There only seem to be two styles of explanation available here. One is the purely rational kind of reasoning you get in maths. The other is empirical observation. Neither is any good in this context; empirical explanations simply defer the issue backwards by explaining things as they are in terms of things as they once were. There’s no end to that deferral. A priori logical reasoning, on the other hand, delivers only eternal truths, whereas the whole point about reality and my experience is that it isn’t fixed and eternal; it could have been otherwise. People like Stephen Hawking try to deploy both methods, using empirical science to defer the ultimate answer back in time to a misty primordial period, a hypothetical land created by heroic backward extrapolation, where it is somehow meant to turn into a mathematical issue, but even if you could make that work I think it would be unsatisfying as an explanation of the nature of my experience here and now.

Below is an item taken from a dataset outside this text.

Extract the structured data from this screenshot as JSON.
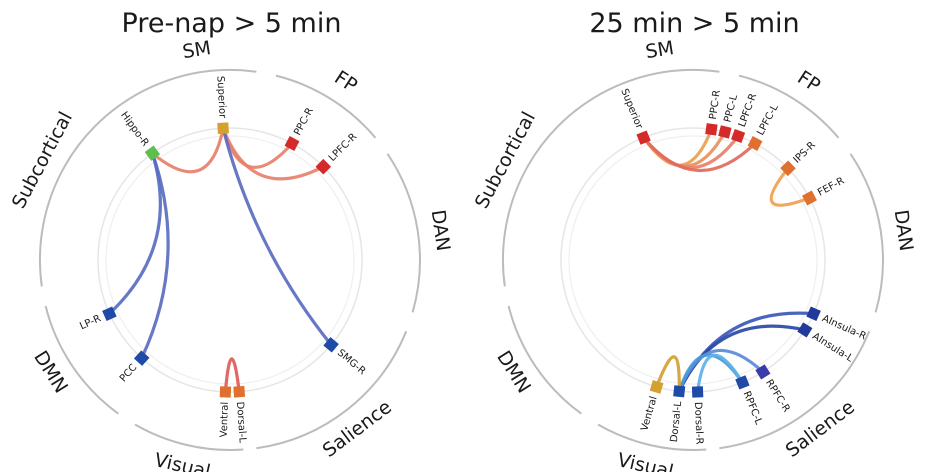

I conclude that to deal with this properly we really need a different way of thinking. I fear it might be that all we can do is contemplate the matter and hope pre- or post-theoretical enlightenment dawns, in a sort of Taoist way; but I continue to hope that eventually that one weird trick of metaphysical argument that cracks the issue will occur to someone, because like anyone brought up in the western tradition I really want to get it all back to territory where we can write out the rules and even do some maths!

As I’ve said, this all raises another question, namely why we bother about monism versus dualism at all. Most people realise that there is no single account of the world that covers everything. Besides concrete physical objects we have to consider the abstract entities; those dealt with in maths, for example, and many other fields. Any system of metaphysics which isn’t intolerably flat and limited is going to have some features that would entitle us to call it at least loosely dualist. On the other hand, everything is part of the cosmos, broadly understood, and everything is in some way related to the other contents of those cosmos. So we can equally say that any sufficiently comprehensive system can, at least loosely, be described as monist too; in the end there is only one world. Any reasonable theory will be a bit dualist and a bit monist in some respects.

That being so, the pure metaphysical question of monism versus dualism begins to look rather academic, more about nomenclature than substance. The real interest is in whether your dualism or your monism is any good as an elegant and effective explanation. In that competition materialism, which we tend to call monist, just looks to be an awfully long way ahead.